Monday, October 17, 2011

Travel Light

It's a borrowed thought, but I found it tremendously encouraging and wanted to share...

A young lady confidently paced around a room while leading and explaining stress management to an audience.  She carried a raised glass of water, and everyone knew she was going to ask the ultimate question: "Half empty or half full?" 

"How heavy is this glass of water?", she inquired with a smile. Her audience was perplexed.  Answers were called out from around the room and ranged from 8 oz. to 20 oz.

She replied, "The absolute weight doesn't matter. It depends on how long I hold it. If I hold it for a minute, that's not a problem. If I hold it for an hour, I'll have an ache in my right arm. If I hold it for a day, you'll have to call an ambulance. In each case it's the same weight, but the longer I hold it, the heavier it becomes."

"That's the way it is with stress," she continued.  "If we carry our burdens all the time, sooner or later, as the burden becomes increasingly heavy, we won't be able to carry on.

As with the glass of water, you have to put it down for a while and rest before holding it again. When we're refreshed, we can carry on with the burden – holding stress longer and better each time. So, as early in the evening as you can, put all your burdens down. Don't carry them through the evening and into the night. Pick them up tomorrow.

Whatever burdens you're carrying now, let them down for a moment. Relax, pick them up later after you've rested."

Praise be to the Lord, to God our Savior, who daily bears our burdens. ~ Psalm 68:19

Thursday, October 6, 2011


We've all seen them.  Status updates that make you go, "huh?"  These open-to-interpretation posts have even warrented an entry into the urban dictionary:

Vaguebook (noun): An intentionally vague or one-worded status update, alluding to something else. This could be an inside joke, or anything meant for only a few people.
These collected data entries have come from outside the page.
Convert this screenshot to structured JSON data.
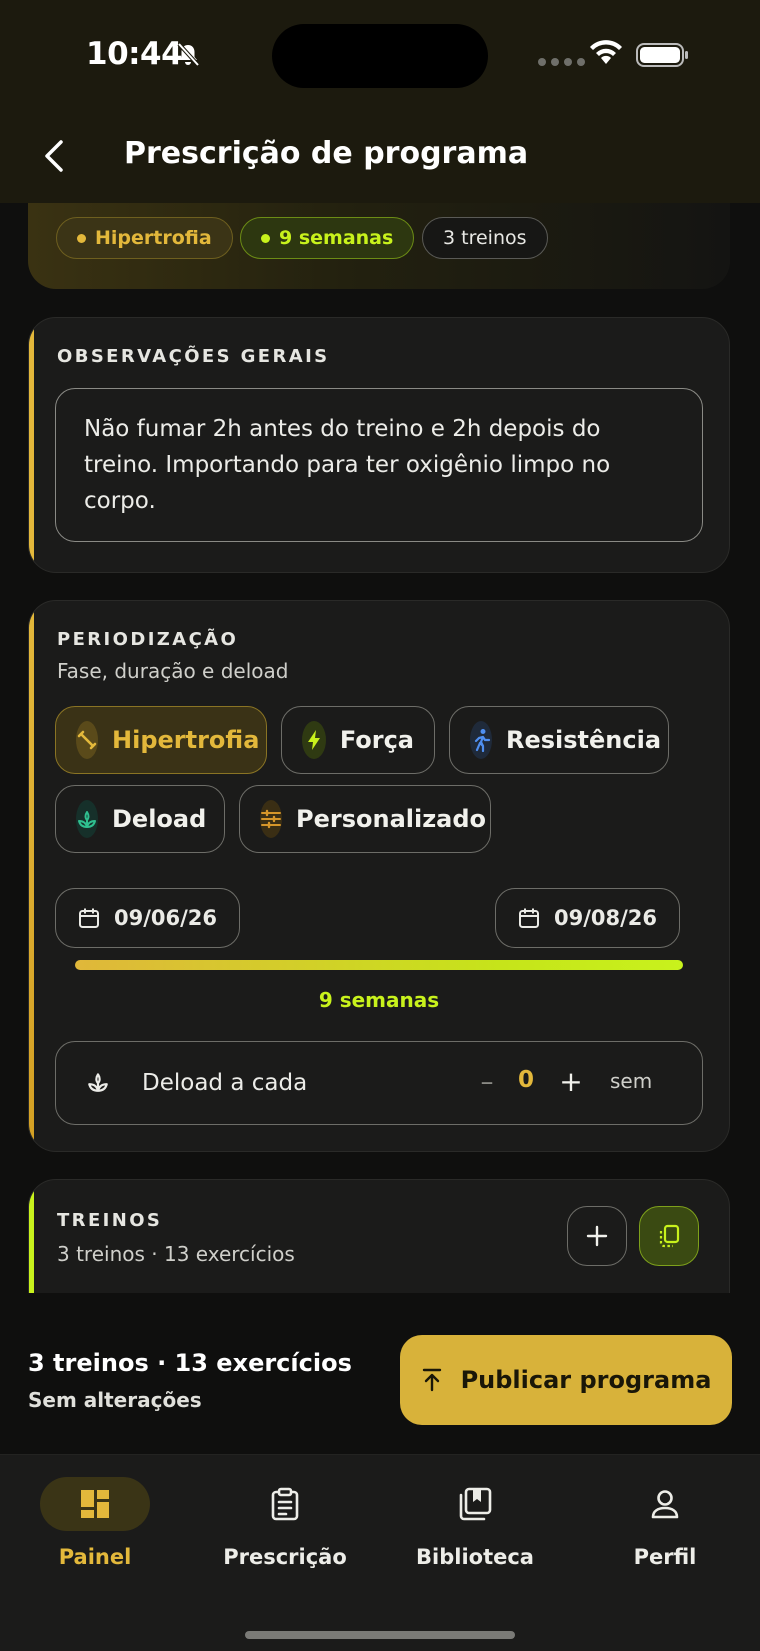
{
  "status_bar": {
    "time": "10:44"
  },
  "header": {
    "title": "Prescrição de programa"
  },
  "summary": {
    "phase_pill": "Hipertrofia",
    "weeks_pill": "9 semanas",
    "workouts_pill": "3 treinos"
  },
  "observations": {
    "label": "OBSERVAÇÕES GERAIS",
    "text": "Não fumar 2h antes do treino e 2h depois do treino. Importando para ter oxigênio limpo no corpo."
  },
  "periodization": {
    "label": "PERIODIZAÇÃO",
    "subtitle": "Fase, duração e deload",
    "phases": [
      {
        "label": "Hipertrofia",
        "icon": "dumbbell-icon",
        "active": true
      },
      {
        "label": "Força",
        "icon": "bolt-icon",
        "active": false
      },
      {
        "label": "Resistência",
        "icon": "runner-icon",
        "active": false
      },
      {
        "label": "Deload",
        "icon": "sprout-icon",
        "active": false
      },
      {
        "label": "Personalizado",
        "icon": "sliders-icon",
        "active": false
      }
    ],
    "start_date": "09/06/26",
    "end_date": "09/08/26",
    "duration_label": "9 semanas",
    "deload": {
      "label": "Deload a cada",
      "minus": "–",
      "value": "0",
      "plus": "+",
      "unit": "sem"
    }
  },
  "workouts": {
    "label": "TREINOS",
    "subtitle": "3 treinos · 13 exercícios"
  },
  "action_bar": {
    "count": "3 treinos · 13 exercícios",
    "status": "Sem alterações",
    "publish_label": "Publicar programa"
  },
  "tabs": [
    {
      "label": "Painel",
      "icon": "dashboard-icon",
      "active": true
    },
    {
      "label": "Prescrição",
      "icon": "clipboard-icon",
      "active": false
    },
    {
      "label": "Biblioteca",
      "icon": "library-icon",
      "active": false
    },
    {
      "label": "Perfil",
      "icon": "user-icon",
      "active": false
    }
  ],
  "colors": {
    "accent_gold": "#e3b83b",
    "accent_lime": "#c8f21c",
    "background": "#0f0f0e",
    "card": "#1b1b1a"
  }
}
More simply, it could be a plea for someone to comment.

Examples: Mark "is wondering if it is all worth it," Tom "decides to let go," Leila “should have not done it, now feels really guilty," Amy "loves it when a plan comes together."
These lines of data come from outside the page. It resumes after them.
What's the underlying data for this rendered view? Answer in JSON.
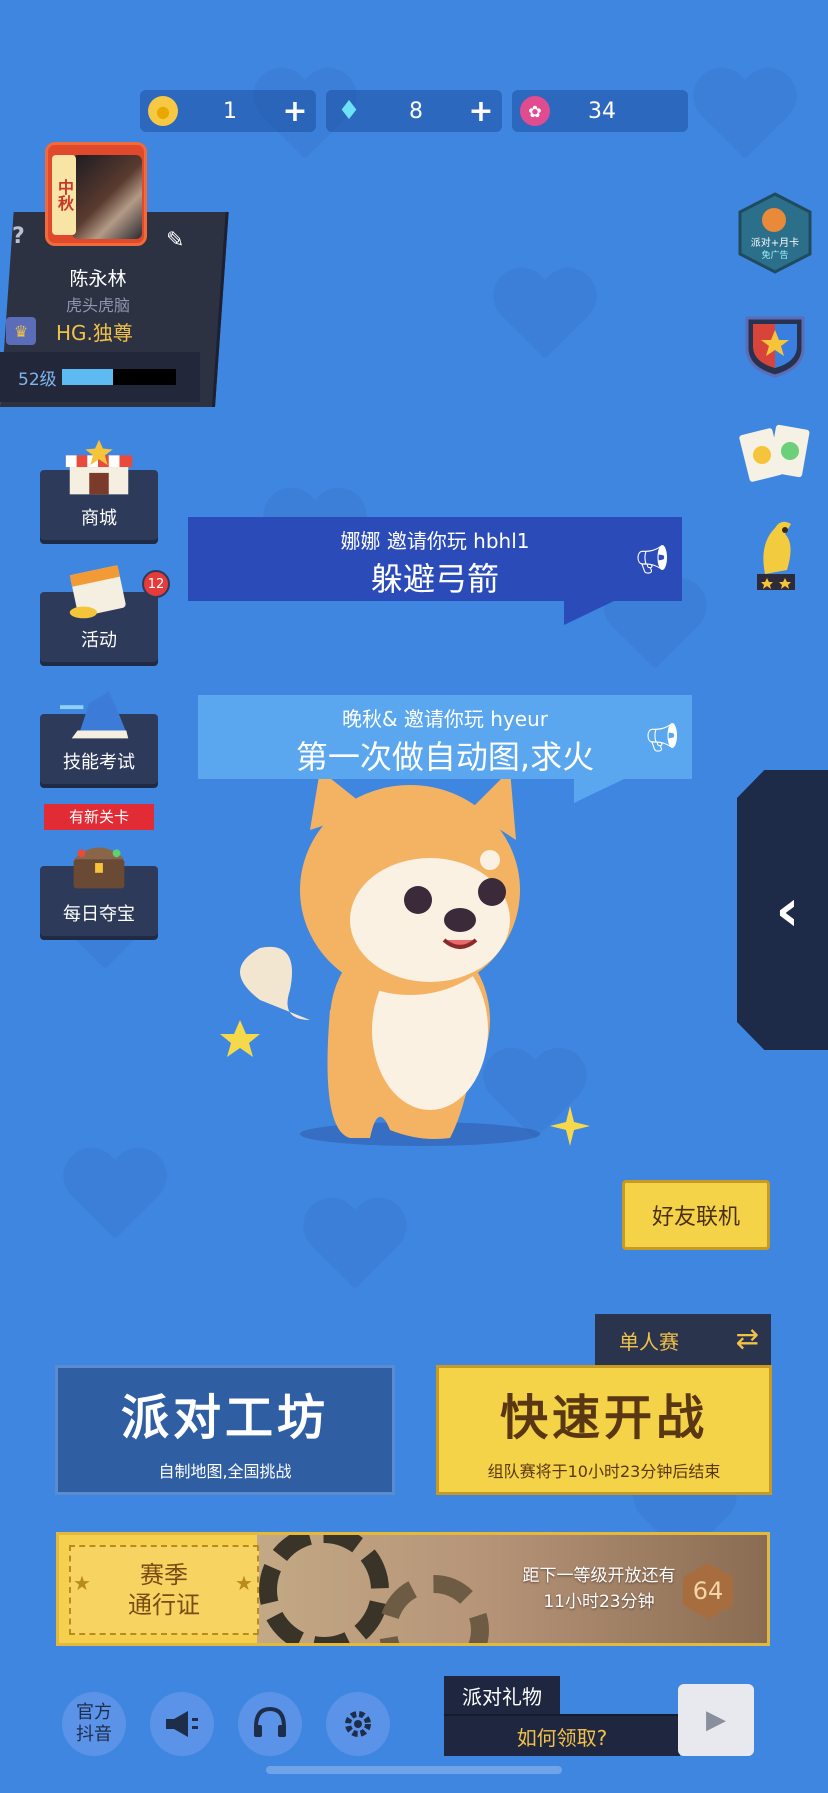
{
  "currency": {
    "coins": "1",
    "gems": "8",
    "flowers": "34"
  },
  "profile": {
    "avatar_tag": "中秋",
    "help": "?",
    "name": "陈永林",
    "title": "虎头虎脑",
    "guild": "HG.独尊",
    "level": "52级",
    "xp_fraction": 0.45
  },
  "left_menu": {
    "shop": "商城",
    "events": "活动",
    "events_badge": "12",
    "skill_test": "技能考试",
    "new_tag": "有新关卡",
    "daily_treasure": "每日夺宝"
  },
  "right_icons": {
    "party_card": "派对+月卡",
    "party_card_sub": "免广告"
  },
  "invites": [
    {
      "line1": "娜娜 邀请你玩 hbhl1",
      "line2": "躲避弓箭"
    },
    {
      "line1": "晚秋& 邀请你玩 hyeur",
      "line2": "第一次做自动图,求火"
    }
  ],
  "buttons": {
    "friends": "好友联机",
    "mode": "单人赛",
    "workshop_title": "派对工坊",
    "workshop_sub": "自制地图,全国挑战",
    "start_title": "快速开战",
    "start_sub": "组队赛将于10小时23分钟后结束"
  },
  "pass": {
    "ticket_line1": "赛季",
    "ticket_line2": "通行证",
    "info_line1": "距下一等级开放还有",
    "info_line2": "11小时23分钟",
    "level": "64"
  },
  "bottom": {
    "douyin_line1": "官方",
    "douyin_line2": "抖音",
    "gift_title": "派对礼物",
    "gift_link": "如何领取?"
  },
  "colors": {
    "background": "#3f86e0",
    "accent_yellow": "#f5d349",
    "panel_dark": "#2d3243"
  }
}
Whether the intent is playful or protective, the end result is the same:  the reader baited into commenting, while knowing full well they're firmly on the outside looking in. 
I wonder if church-speak comes across that way to people.  If the specialized words we use just leave listeners going "Huh?"  "What does that even mean?"  or "I must have missed something."  It reminds me of that moment in A Bug's Life when Princess Dot gives Flick a pebble.  It's a highly personal moment, but the circus bugs just dismiss it thinking "It must be an ant thing."
And like the majority of Facebook readers, I think people are more likely to be annoyed than to get engaged.  If it's a private thing and you don't want to share, then don't put it out there for your web of friends to see.  And if you do want your joy doubled or your burden halved...give your friends enough information for a proper response!  But leaving folks in that awkward space of knowing but not knowing is just...well...awkward. 
Peter encouraged the early church to be prepared to give the reason for the hope that you have. (1 Peter 3:15).  My hope shouldn't be vague.  Neither should my source of help when I'm struggling. 
I realized that I've been sharing my faith this way.  Somewhere along the line, my Christ-centric language has morphed into something vaguer.  It struck me that I have been choosing my words in a way that could be interpreted through many spiritual lenses, justifying the practice by saying that I don't want listeners to have a hostile reaction to the J-word or that I want to start my conversation in neutral ground in hopes of embarking on a grander dialogue.  And maybe it's not wrong per se, and maybe it doesn't leave people annoyed the way that vaguebooking might, but it does seem to dilute what God is doing in my life (whether encouraging or convicting).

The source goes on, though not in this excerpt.